Toutes les personnes qui ont déjà lu votre premier article sur Cromwell sont dans le ravissement : David, Sainte-Beuve, Paul en radotent. Je vais le faire lire à Émile Deschamps et à Ch. Nodier. Sainte-Beuve a fait aussi, lui, deux bien remarquables articles sur ce pauvre livre ; on les a refusés au Globe, dont les prosaïstes me gardent rancune. Vous voyez qu’il y a de l’intolérance jusque chez les philosophes, et de la censure même chez les démocrates. Que voulez-vous encore ?

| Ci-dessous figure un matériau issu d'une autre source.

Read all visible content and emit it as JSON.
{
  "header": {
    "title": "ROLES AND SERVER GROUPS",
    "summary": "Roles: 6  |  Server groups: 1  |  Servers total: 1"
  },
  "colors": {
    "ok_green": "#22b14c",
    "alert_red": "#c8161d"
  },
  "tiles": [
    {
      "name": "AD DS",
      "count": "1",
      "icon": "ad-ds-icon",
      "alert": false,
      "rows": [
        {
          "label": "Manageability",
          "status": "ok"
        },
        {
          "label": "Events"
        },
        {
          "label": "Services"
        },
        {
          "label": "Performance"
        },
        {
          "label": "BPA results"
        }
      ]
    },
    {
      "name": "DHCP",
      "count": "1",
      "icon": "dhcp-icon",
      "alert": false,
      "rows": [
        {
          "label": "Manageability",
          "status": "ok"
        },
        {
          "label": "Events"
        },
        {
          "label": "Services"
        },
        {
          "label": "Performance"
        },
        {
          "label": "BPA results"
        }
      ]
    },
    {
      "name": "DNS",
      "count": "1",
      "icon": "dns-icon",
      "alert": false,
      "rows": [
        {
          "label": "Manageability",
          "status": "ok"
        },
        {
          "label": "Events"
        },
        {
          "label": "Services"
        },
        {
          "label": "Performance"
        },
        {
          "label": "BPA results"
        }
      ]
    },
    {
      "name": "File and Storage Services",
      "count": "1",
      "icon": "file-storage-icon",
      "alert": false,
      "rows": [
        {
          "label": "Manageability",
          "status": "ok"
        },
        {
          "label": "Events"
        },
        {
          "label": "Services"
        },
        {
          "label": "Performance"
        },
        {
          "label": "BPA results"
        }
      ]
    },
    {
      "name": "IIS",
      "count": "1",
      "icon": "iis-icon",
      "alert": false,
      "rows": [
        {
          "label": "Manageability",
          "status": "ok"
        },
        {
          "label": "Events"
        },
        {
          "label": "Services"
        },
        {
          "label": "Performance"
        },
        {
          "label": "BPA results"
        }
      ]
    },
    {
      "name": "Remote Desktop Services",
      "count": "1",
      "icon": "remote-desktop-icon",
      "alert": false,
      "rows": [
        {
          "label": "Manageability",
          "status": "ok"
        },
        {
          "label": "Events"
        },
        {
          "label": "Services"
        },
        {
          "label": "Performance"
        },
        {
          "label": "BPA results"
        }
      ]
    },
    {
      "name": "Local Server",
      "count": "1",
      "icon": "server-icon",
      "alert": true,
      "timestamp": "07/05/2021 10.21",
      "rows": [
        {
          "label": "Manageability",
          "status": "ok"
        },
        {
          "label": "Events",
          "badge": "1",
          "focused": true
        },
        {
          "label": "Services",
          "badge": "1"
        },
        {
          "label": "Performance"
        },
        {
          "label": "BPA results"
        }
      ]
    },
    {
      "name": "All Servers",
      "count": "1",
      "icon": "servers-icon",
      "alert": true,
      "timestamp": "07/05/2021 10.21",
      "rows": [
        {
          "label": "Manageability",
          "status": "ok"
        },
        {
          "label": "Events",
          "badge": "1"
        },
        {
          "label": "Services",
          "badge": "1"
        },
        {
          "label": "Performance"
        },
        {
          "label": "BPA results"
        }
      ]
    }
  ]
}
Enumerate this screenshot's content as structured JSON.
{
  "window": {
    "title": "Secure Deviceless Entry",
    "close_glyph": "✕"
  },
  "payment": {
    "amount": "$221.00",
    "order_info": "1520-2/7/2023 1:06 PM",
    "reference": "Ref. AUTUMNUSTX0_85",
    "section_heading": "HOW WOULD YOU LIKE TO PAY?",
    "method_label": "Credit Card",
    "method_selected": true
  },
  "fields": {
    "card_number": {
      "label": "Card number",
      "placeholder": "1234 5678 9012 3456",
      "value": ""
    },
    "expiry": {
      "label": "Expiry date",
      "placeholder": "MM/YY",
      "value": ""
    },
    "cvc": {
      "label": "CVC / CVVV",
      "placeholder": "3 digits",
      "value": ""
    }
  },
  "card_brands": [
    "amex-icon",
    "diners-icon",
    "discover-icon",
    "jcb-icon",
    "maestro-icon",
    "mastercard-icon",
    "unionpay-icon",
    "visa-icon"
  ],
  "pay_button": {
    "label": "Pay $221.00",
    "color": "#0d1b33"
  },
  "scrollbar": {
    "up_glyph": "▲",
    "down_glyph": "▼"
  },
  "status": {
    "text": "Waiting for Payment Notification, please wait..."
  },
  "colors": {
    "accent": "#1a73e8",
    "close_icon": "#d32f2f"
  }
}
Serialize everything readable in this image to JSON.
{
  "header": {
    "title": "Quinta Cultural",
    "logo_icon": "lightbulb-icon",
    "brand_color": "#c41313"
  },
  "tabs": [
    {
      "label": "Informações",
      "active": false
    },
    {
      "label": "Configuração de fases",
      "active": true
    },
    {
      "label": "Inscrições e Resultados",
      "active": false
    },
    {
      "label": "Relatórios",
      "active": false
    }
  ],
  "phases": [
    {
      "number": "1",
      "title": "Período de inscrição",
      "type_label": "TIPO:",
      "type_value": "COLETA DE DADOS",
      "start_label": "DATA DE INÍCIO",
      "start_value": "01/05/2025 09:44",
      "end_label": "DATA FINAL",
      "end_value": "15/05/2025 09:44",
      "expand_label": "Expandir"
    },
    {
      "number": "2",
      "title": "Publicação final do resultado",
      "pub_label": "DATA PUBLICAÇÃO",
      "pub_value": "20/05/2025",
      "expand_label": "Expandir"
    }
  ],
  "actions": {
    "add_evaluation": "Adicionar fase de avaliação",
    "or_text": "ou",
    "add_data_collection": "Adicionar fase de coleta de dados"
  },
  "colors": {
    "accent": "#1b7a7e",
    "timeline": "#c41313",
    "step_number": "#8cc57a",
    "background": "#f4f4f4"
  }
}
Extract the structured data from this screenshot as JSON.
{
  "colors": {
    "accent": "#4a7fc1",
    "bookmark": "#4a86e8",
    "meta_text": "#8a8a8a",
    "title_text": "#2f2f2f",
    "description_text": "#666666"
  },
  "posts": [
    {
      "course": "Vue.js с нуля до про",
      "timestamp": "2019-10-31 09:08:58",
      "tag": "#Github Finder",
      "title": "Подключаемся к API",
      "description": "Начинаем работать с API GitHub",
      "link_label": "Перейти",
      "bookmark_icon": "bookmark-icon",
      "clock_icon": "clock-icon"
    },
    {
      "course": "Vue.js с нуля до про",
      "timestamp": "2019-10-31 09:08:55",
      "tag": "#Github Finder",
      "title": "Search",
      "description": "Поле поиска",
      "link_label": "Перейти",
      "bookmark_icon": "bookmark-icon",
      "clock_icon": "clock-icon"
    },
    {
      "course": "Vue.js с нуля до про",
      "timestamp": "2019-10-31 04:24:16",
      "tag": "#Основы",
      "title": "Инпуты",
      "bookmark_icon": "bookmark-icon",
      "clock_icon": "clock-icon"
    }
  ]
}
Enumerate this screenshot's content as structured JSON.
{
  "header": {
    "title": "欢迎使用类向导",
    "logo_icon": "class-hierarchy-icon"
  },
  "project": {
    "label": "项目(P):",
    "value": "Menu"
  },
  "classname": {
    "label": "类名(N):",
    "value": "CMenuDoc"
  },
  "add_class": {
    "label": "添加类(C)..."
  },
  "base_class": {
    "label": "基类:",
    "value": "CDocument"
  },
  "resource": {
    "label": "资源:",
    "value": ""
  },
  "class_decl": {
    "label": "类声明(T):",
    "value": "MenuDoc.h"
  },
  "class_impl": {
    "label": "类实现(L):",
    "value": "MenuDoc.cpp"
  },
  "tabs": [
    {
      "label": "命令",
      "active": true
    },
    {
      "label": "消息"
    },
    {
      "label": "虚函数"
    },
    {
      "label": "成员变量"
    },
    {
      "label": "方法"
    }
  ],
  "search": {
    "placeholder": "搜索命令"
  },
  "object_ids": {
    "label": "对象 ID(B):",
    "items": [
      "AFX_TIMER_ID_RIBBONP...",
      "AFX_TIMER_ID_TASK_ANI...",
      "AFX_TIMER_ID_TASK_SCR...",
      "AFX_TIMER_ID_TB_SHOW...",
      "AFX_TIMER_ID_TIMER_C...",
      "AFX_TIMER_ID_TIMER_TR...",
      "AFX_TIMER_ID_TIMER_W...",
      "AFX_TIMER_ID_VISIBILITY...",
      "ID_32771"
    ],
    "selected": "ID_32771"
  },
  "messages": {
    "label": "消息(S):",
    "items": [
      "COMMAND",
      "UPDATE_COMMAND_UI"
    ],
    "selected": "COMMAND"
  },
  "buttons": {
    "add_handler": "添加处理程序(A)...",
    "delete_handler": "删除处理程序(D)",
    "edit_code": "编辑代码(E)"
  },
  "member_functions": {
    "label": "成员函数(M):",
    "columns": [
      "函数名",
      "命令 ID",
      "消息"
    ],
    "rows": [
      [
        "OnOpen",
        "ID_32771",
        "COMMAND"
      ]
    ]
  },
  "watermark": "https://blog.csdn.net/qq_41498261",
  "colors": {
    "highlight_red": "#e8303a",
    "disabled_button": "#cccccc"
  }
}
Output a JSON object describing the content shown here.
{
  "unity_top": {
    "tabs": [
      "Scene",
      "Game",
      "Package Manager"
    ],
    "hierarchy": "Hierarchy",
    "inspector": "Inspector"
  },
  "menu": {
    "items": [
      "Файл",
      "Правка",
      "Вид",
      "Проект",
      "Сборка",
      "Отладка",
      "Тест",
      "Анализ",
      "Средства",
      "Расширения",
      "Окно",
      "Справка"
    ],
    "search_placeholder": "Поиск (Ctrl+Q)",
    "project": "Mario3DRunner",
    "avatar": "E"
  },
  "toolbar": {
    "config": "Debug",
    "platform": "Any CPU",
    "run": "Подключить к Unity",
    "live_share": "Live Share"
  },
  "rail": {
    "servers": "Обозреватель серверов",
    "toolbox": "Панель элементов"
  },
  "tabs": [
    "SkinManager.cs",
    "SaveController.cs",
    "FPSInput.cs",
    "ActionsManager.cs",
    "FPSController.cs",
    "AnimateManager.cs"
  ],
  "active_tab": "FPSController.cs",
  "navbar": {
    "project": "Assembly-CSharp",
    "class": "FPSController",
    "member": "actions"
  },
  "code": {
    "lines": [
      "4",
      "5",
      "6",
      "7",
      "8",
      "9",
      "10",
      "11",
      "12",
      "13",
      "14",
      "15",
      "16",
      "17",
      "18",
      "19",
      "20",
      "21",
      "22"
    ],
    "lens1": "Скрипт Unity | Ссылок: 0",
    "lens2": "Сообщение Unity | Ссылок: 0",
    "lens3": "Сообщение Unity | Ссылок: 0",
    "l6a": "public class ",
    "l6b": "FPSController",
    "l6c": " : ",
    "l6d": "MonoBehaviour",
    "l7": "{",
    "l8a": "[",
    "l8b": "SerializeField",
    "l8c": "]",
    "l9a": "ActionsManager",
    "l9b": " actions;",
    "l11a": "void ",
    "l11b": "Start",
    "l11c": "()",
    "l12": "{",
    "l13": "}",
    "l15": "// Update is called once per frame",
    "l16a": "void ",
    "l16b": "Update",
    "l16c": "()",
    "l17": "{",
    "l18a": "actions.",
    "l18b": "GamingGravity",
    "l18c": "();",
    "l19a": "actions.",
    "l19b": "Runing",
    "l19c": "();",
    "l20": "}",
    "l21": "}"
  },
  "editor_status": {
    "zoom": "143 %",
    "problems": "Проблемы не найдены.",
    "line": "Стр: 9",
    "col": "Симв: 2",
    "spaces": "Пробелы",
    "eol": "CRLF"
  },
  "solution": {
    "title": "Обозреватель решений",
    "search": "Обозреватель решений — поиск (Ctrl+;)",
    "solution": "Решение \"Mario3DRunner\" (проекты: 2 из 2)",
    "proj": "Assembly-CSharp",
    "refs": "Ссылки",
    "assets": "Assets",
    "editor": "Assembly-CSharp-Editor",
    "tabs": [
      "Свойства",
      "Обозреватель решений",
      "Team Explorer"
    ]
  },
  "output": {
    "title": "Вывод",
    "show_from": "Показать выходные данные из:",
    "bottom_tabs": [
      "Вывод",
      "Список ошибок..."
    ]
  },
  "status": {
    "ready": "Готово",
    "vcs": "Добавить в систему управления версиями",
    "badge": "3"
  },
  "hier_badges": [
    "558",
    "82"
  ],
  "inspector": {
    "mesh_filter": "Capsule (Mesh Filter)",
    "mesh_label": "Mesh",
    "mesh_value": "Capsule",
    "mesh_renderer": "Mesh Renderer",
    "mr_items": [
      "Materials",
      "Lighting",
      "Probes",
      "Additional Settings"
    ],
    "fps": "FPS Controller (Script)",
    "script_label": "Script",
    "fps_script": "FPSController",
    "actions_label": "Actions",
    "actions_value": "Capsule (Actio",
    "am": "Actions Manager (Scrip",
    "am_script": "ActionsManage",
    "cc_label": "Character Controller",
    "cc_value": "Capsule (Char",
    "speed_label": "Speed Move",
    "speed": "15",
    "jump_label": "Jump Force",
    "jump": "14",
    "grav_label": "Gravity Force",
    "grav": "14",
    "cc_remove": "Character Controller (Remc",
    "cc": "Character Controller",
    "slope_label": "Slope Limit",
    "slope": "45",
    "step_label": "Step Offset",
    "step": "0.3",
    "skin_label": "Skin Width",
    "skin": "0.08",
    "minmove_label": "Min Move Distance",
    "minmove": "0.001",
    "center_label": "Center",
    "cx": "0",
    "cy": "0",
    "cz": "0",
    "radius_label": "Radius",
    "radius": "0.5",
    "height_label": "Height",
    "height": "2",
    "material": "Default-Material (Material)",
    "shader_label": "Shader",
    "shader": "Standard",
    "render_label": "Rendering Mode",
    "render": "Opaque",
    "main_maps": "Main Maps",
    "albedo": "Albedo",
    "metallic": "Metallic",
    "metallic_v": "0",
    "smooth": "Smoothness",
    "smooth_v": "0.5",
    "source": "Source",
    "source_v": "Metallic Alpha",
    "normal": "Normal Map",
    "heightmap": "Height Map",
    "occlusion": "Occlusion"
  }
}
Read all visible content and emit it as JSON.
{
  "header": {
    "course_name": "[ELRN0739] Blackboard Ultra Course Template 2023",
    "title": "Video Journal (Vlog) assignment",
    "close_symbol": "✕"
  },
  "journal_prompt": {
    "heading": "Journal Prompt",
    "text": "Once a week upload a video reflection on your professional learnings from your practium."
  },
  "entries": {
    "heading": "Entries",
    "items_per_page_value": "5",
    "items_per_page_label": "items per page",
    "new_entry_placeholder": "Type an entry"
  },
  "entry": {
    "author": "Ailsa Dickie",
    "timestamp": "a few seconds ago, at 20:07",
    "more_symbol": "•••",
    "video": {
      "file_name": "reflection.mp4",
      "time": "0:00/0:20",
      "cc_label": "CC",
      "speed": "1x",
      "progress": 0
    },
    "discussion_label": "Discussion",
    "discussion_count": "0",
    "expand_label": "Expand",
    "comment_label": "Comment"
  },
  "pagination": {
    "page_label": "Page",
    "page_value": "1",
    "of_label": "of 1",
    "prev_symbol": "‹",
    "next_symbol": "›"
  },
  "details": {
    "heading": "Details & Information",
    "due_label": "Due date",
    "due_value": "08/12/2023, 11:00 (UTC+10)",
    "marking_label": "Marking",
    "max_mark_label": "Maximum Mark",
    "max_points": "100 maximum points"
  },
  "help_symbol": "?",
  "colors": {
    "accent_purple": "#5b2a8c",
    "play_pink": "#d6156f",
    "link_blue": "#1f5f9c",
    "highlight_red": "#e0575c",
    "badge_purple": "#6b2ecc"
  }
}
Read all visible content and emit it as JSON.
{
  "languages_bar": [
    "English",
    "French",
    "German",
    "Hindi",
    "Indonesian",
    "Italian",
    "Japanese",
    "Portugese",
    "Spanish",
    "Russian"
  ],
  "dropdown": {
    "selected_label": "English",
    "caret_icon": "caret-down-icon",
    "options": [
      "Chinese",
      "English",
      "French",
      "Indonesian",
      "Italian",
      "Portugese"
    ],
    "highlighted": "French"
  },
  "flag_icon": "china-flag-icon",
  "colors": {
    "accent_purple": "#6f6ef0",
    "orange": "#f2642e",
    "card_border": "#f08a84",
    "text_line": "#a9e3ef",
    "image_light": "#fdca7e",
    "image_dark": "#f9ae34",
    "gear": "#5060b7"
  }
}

J’ai mille vœux de bonheur à vous envoyer ; car il n’y a rien à vous souhaiter du côté du talent. Soyez donc toujours l’orgueil de votre respectable père, et quant à moi je me fais un souhait de bonne année, c’est que vous veniez me voir en personne. Parlez-en, de grâce, à M. Pavie. Ora pro nobis.

Votre ami,

V. Hugo.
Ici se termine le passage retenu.